Amos Oz habite avec sa famille la ville d'Arad, située dans le Néguev, à cinquante kilomètres de Beer-Shéva, la capitale de ce désert.
A 600m d'altitude dans la solitude de Judée, le climat est très rude: chaleur brûlante mais siccité remarquable  de 20 % en été, et froid glacial et venteux en hiver, où les chutes de neige de quelques centimètres ne sont pas rares.

     A mon arrivée en Israel, j'ai vite découvert et aimé cette ville pionnière qui sortait de terre. A l'époque, elle était habitée presque uniquement d'ouvriers qui travaillaient, à moins de 300 m au dessous du niveau de la mer, (le point le plus bas du globe) ,aux usines de potasse de la Mer Morte.
  Chaque fin de semaine, les ruines de Massada étaient mon excursion éloignée, mais préférée. A 20 km plus au nord, le site archéologique  de l'Arad biblique, excavations auxquelles j'ai participé en été 1967. ( En tant que manoeuvre spécialisé dans la pelle et la pioche...). En ville, j'avais photographié ces beaux enfants, ces premiers habitants jouant dans le sable. Et aussi le défilé des écoliers pour la fête de l'Indépendance et la maison du peuple...avec le drapeau rouge des travailleurs et le drapeau national. C'était la maison de la culture, une des premières constructions. Je reviendrai sur ces souvenirs dans un autre épisode.

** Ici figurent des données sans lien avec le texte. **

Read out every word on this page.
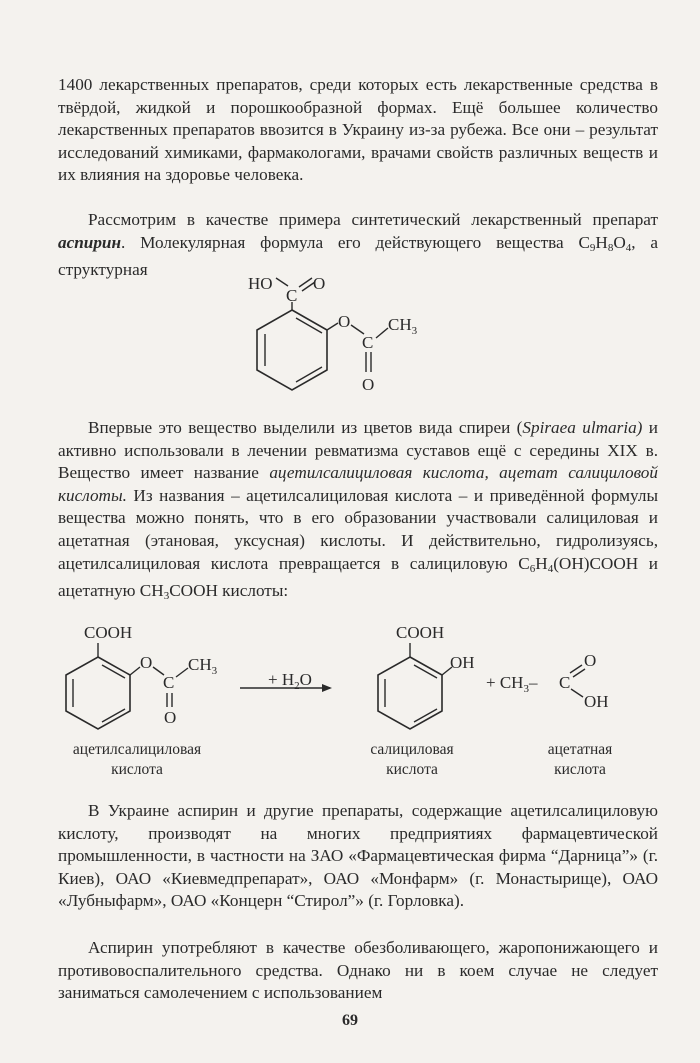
1400 лекарственных препаратов, среди которых есть лекарственные средства в твёрдой, жидкой и порошкообразной формах. Ещё большее количество лекарственных препаратов ввозится в Украину из-за рубежа. Все они – результат исследований химиками, фармакологами, врачами свойств различных веществ и их влияния на здоровье человека.

Рассмотрим в качестве примера синтетический лекарственный препарат аспирин. Молекулярная формула его действующего вещества $C_9H_8O_4$, а структурная

C
HO O
O
C
$CH_3$
O

Впервые это вещество выделили из цветов вида спиреи (Spiraea ulmaria) и активно использовали в лечении ревматизма суставов ещё с середины XIX в. Вещество имеет название ацетилсалициловая кислота, ацетат салициловой кислоты. Из названия – ацетилсалициловая кислота – и приведённой формулы вещества можно понять, что в его образовании участвовали салициловая и ацетатная (этановая, уксусная) кислоты. И действительно, гидролизуясь, ацетилсалициловая кислота превращается в салициловую $C_6H_4(OH)COOH$ и ацетатную $CH_3COOH$ кислоты:

COOH
O
C
$CH_3$
O
+ $H_2O$
COOH
OH
+ $CH_3-$ C
O
OH
ацетилсалициловая
кислота
салициловая
кислота
ацетатная
кислота

В Украине аспирин и другие препараты, содержащие ацетилсалициловую кислоту, производят на многих предприятиях фармацевтической промышленности, в частности на ЗАО «Фармацевтическая фирма “Дарница”» (г. Киев), ОАО «Киевмедпрепарат», ОАО «Монфарм» (г. Монастырище), ОАО «Лубныфарм», ОАО «Концерн “Стирол”» (г. Горловка).

Аспирин употребляют в качестве обезболивающего, жаропонижающего и противовоспалительного средства. Однако ни в коем случае не следует заниматься самолечением с использованием

69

Le dessin au stylo, représente ma chambre , à la seule auberge de l'époque, au ras de terre. Simplicité spartiate d'un lit dur et étroit. Vue sur un olivier. Silence total. Evidement pas de climatiseur, mais un chauffage infra-rouge accroché au mur, pour les froidures de l'hiver. Le matin très tôt, sac au dos rempli de gourdes d'eau, je partais seul en traversant le désert de rocailles, rejoindre le plateau de Massada et les ruines de la ville fortifiée à 4 heures de marche. Comme un ermite, pour me purifier dans cette région qui a été le refuge de  juifs chassés de Jérusalem brulée par les Romains en 70 après    J.C.
A Massada finalement assiégée, ils se sont entretués* plutôt que de tomber vivants aux mains de l'ennemi, et devenir esclaves comme ceux que nous rappellent le  bas-relief de l'Arc de "Triomphe"  élevé à  Rome par Titus à son retour de sa campagne sanglante.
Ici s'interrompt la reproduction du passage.